【3分でわかる!】接弦定理の証明、使い方のコツ

接弦定理とは直線に接する円の弦のある角度が等しいことを表す定理です。

円周角の公式などと比べると出題される確率が低いので、対策を疎かにしてしまいやすいですが、使い方を知っておかないと試験本番で焦ることになるので要対策です。

今回は接弦定理の証明と使い方のコツを解説します。証明も比較的簡単な方なので、数学が苦手な方でも目を通しておくといいと思います!

接弦定理(公式)

接弦定理とは以下の通りです。

スライド2

つまり、円の接線ATとその接点Aを通る弦ABの作る角∠TABは、その角の内部にある孤に対する円周角∠ACBに等しいというものです。

言葉にすると複雑になってしまうので、この言葉だけ聞いて接弦定理のイメージが湧く人はいないと思います。

まずは上の図を見て、「接線と弦が作る角度と三角形の遠い方の角度が同じ」とざっくり捉えましょう。

接弦定理の証明

次に接弦定理の証明を行います。補助線を一本引くだけでほとんど証明が終わってしまうようなものなので、数学が苦手な人もチャレンジしてみましょう!

点Aを通る直径を描く

いきなりですが、今回の証明で一番大切な箇所です。

下図のように点Aを通る直径を書き、反対側をPとし、A、Bとそれぞれ結びます。

スライド3

∠ACBを∠PABで表す

APは直径であるから∠PBA=90です。

これより∠APBについて以下のことが成り立ちます。

∠APB=90°-∠PAB

円周角の定理より∠ACB=∠APBであるので、

∠ACB=90°-∠PAB・・・①

∠TABを∠PABで表す

次に∠TABに注目します。

ATは接線なので、当然

∠PAT=90°

が成り立ちます。

よって

∠TAB=90°-∠PAB・・・②

スライド4

①、②より

∠TAB=∠ACBが証明できました。

接弦定理の覚え方

接弦定理で間違えやすいのは「等しい角度の組み合わせ」を間違えてしまうことです。

遠い方の角と等しいのですが、試験本番になると混同してしまい間違えてしまうことがあります。

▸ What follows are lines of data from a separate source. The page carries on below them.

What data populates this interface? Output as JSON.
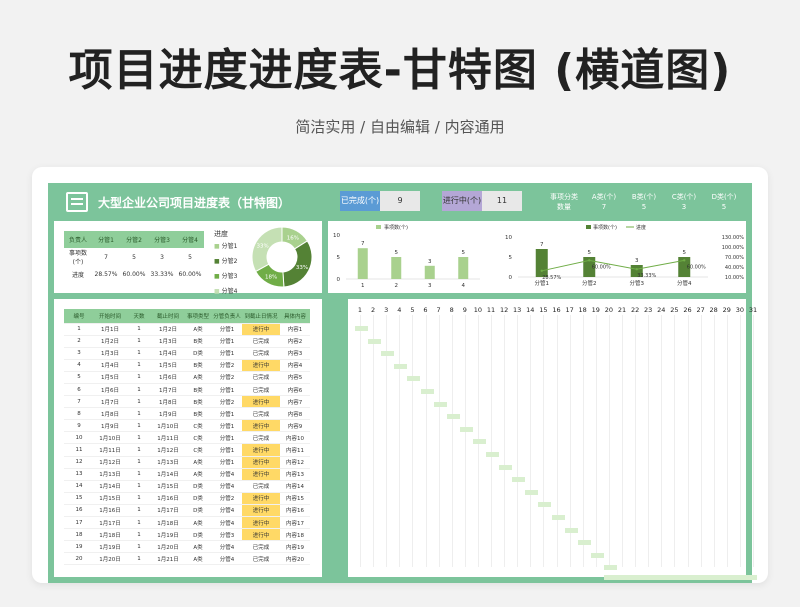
{
  "hero": {
    "title": "项目进度进度表-甘特图 (横道图)",
    "subtitle": "简洁实用 / 自由编辑 / 内容通用"
  },
  "sheet": {
    "title": "大型企业公司项目进度表（甘特图）",
    "done_label": "已完成(个)",
    "done_value": "9",
    "prog_label": "进行中(个)",
    "prog_value": "11",
    "groups": [
      {
        "label": "事项分类",
        "sub": "数量"
      },
      {
        "label": "A类(个)",
        "sub": "7"
      },
      {
        "label": "B类(个)",
        "sub": "5"
      },
      {
        "label": "C类(个)",
        "sub": "3"
      },
      {
        "label": "D类(个)",
        "sub": "5"
      }
    ]
  },
  "summary": {
    "headers": [
      "负责人",
      "分管1",
      "分管2",
      "分管3",
      "分管4"
    ],
    "rows": [
      [
        "事项数(个)",
        "7",
        "5",
        "3",
        "5"
      ],
      [
        "进度",
        "28.57%",
        "60.00%",
        "33.33%",
        "60.00%"
      ]
    ],
    "donut_title": "进度",
    "donut_legend": [
      "分管1",
      "分管2",
      "分管3",
      "分管4"
    ],
    "donut_labels": [
      "16%",
      "33%",
      "18%",
      "33%"
    ],
    "donut_values": [
      16,
      33,
      18,
      33
    ],
    "colors": [
      "#a9d18e",
      "#548235",
      "#70ad47",
      "#c5e0b4"
    ]
  },
  "chart_data": [
    {
      "type": "bar",
      "legend": "事项数(个)",
      "categories": [
        "1",
        "2",
        "3",
        "4"
      ],
      "values": [
        7,
        5,
        3,
        5
      ],
      "yticks": [
        "10",
        "5",
        "0"
      ],
      "ylim": [
        0,
        10
      ]
    },
    {
      "type": "bar",
      "legend": [
        "事项数(个)",
        "进度"
      ],
      "categories": [
        "分管1",
        "分管2",
        "分管3",
        "分管4"
      ],
      "series": [
        {
          "name": "事项数(个)",
          "values": [
            7,
            5,
            3,
            5
          ]
        },
        {
          "name": "进度",
          "values": [
            28.57,
            60.0,
            33.33,
            60.0
          ]
        }
      ],
      "bar_labels": [
        "7",
        "5",
        "3",
        "5"
      ],
      "line_labels": [
        "28.57%",
        "60.00%",
        "33.33%",
        "60.00%"
      ],
      "yticks_left": [
        "10",
        "5",
        "0"
      ],
      "yticks_right": [
        "130.00%",
        "100.00%",
        "70.00%",
        "40.00%",
        "10.00%"
      ]
    }
  ],
  "tasks": {
    "headers": [
      "编号",
      "开始时间",
      "天数",
      "截止时间",
      "事项类型",
      "分管负责人",
      "到截止日情况",
      "具体内容"
    ],
    "rows": [
      [
        "1",
        "1月1日",
        "1",
        "1月2日",
        "A类",
        "分管1",
        "进行中",
        "内容1"
      ],
      [
        "2",
        "1月2日",
        "1",
        "1月3日",
        "B类",
        "分管1",
        "已完成",
        "内容2"
      ],
      [
        "3",
        "1月3日",
        "1",
        "1月4日",
        "D类",
        "分管1",
        "已完成",
        "内容3"
      ],
      [
        "4",
        "1月4日",
        "1",
        "1月5日",
        "B类",
        "分管2",
        "进行中",
        "内容4"
      ],
      [
        "5",
        "1月5日",
        "1",
        "1月6日",
        "A类",
        "分管2",
        "已完成",
        "内容5"
      ],
      [
        "6",
        "1月6日",
        "1",
        "1月7日",
        "B类",
        "分管1",
        "已完成",
        "内容6"
      ],
      [
        "7",
        "1月7日",
        "1",
        "1月8日",
        "B类",
        "分管2",
        "进行中",
        "内容7"
      ],
      [
        "8",
        "1月8日",
        "1",
        "1月9日",
        "B类",
        "分管1",
        "已完成",
        "内容8"
      ],
      [
        "9",
        "1月9日",
        "1",
        "1月10日",
        "C类",
        "分管1",
        "进行中",
        "内容9"
      ],
      [
        "10",
        "1月10日",
        "1",
        "1月11日",
        "C类",
        "分管1",
        "已完成",
        "内容10"
      ],
      [
        "11",
        "1月11日",
        "1",
        "1月12日",
        "C类",
        "分管1",
        "进行中",
        "内容11"
      ],
      [
        "12",
        "1月12日",
        "1",
        "1月13日",
        "A类",
        "分管1",
        "进行中",
        "内容12"
      ],
      [
        "13",
        "1月13日",
        "1",
        "1月14日",
        "A类",
        "分管4",
        "进行中",
        "内容13"
      ],
      [
        "14",
        "1月14日",
        "1",
        "1月15日",
        "D类",
        "分管4",
        "已完成",
        "内容14"
      ],
      [
        "15",
        "1月15日",
        "1",
        "1月16日",
        "D类",
        "分管2",
        "进行中",
        "内容15"
      ],
      [
        "16",
        "1月16日",
        "1",
        "1月17日",
        "D类",
        "分管4",
        "进行中",
        "内容16"
      ],
      [
        "17",
        "1月17日",
        "1",
        "1月18日",
        "A类",
        "分管4",
        "进行中",
        "内容17"
      ],
      [
        "18",
        "1月18日",
        "1",
        "1月19日",
        "D类",
        "分管3",
        "进行中",
        "内容18"
      ],
      [
        "19",
        "1月19日",
        "1",
        "1月20日",
        "A类",
        "分管4",
        "已完成",
        "内容19"
      ],
      [
        "20",
        "1月20日",
        "1",
        "1月21日",
        "A类",
        "分管4",
        "已完成",
        "内容20"
      ]
    ]
  },
  "gantt": {
    "days": [
      "1",
      "2",
      "3",
      "4",
      "5",
      "6",
      "7",
      "8",
      "9",
      "10",
      "11",
      "12",
      "13",
      "14",
      "15",
      "16",
      "17",
      "18",
      "19",
      "20",
      "21",
      "22",
      "23",
      "24",
      "25",
      "26",
      "27",
      "28",
      "29",
      "30",
      "31"
    ],
    "bar_color": "#d9efcf"
  }
}
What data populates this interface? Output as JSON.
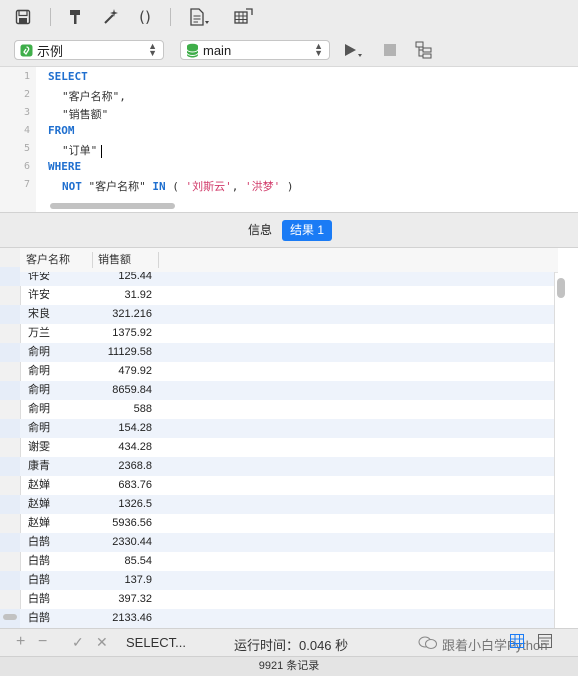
{
  "toolbar": {
    "icons": [
      "save-icon",
      "build-icon",
      "magic-wand-icon",
      "parentheses-icon",
      "document-icon",
      "export-icon"
    ],
    "parens_glyph": "()"
  },
  "connection": {
    "database_label": "示例",
    "schema_label": "main"
  },
  "editor": {
    "line_numbers": [
      "1",
      "2",
      "3",
      "4",
      "5",
      "6",
      "7"
    ],
    "lines": [
      {
        "kw": "SELECT",
        "rest": ""
      },
      {
        "kw": "",
        "rest": "\"客户名称\","
      },
      {
        "kw": "",
        "rest": "\"销售额\""
      },
      {
        "kw": "FROM",
        "rest": ""
      },
      {
        "kw": "",
        "rest": "\"订单\""
      },
      {
        "kw": "WHERE",
        "rest": ""
      },
      {
        "kw": "NOT",
        "rest": "\"客户名称\""
      }
    ],
    "line7_in": "IN",
    "line7_open": "(",
    "line7_v1": "'刘斯云'",
    "line7_comma": ",",
    "line7_v2": "'洪梦'",
    "line7_close": ")"
  },
  "tabs": {
    "info": "信息",
    "result": "结果 1"
  },
  "grid": {
    "columns": [
      "客户名称",
      "销售额"
    ],
    "rows": [
      [
        "许安",
        "125.44"
      ],
      [
        "许安",
        "31.92"
      ],
      [
        "宋良",
        "321.216"
      ],
      [
        "万兰",
        "1375.92"
      ],
      [
        "俞明",
        "11129.58"
      ],
      [
        "俞明",
        "479.92"
      ],
      [
        "俞明",
        "8659.84"
      ],
      [
        "俞明",
        "588"
      ],
      [
        "俞明",
        "154.28"
      ],
      [
        "谢雯",
        "434.28"
      ],
      [
        "康青",
        "2368.8"
      ],
      [
        "赵婵",
        "683.76"
      ],
      [
        "赵婵",
        "1326.5"
      ],
      [
        "赵婵",
        "5936.56"
      ],
      [
        "白鹄",
        "2330.44"
      ],
      [
        "白鹄",
        "85.54"
      ],
      [
        "白鹄",
        "137.9"
      ],
      [
        "白鹄",
        "397.32"
      ],
      [
        "白鹄",
        "2133.46"
      ]
    ]
  },
  "bottombar": {
    "add": "+",
    "remove": "−",
    "confirm": "✓",
    "cancel": "✕",
    "query_preview": "SELECT...",
    "runtime": "运行时间：0.046 秒",
    "watermark": "跟着小白学Python"
  },
  "status": {
    "record_count": "9921 条记录"
  }
}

そんなときは、極端な図を描くようにすれば絶対に間違えることはありません。

遠い方と角度が同じになることが見た目で明らかになります。

スライド5

試験本番で忘れてしまったときは、さっと余白に書いて確かめましょう。

接弦定理の使い方

それでは実際に問題を解いて接弦定理を使ってみましょう。

問題

点A、B、Cは円Oの周上にある。
ATは点Aにおける円Oの接線である。
∠xの大きさを求めなさい.

スライド6

解答・解説

早速接弦定理を利用していきます。

接弦定理より、

∠ACB=∠TAB=67°

ここで三角形ABCの内角の和が180°であることより

∠ACB+∠ABC+∠BAC=180°

よって

67°+x+45°=180°

これより

x=68°・・・(答)

接弦定理を利用することで簡単に求めることができました。

接弦定理が使えるかも、と常に思っておく

接弦定理自体は難しいことはありません。

しかし、円周角の定理といった頻繁に使う定理と比べて存在感がないために、試験本番で接弦定理を使うことを思いつかないことが考えられます。

いつでも接弦定理に思い当たれるように、練習問題を多くといて感覚を身に着けておきましょう。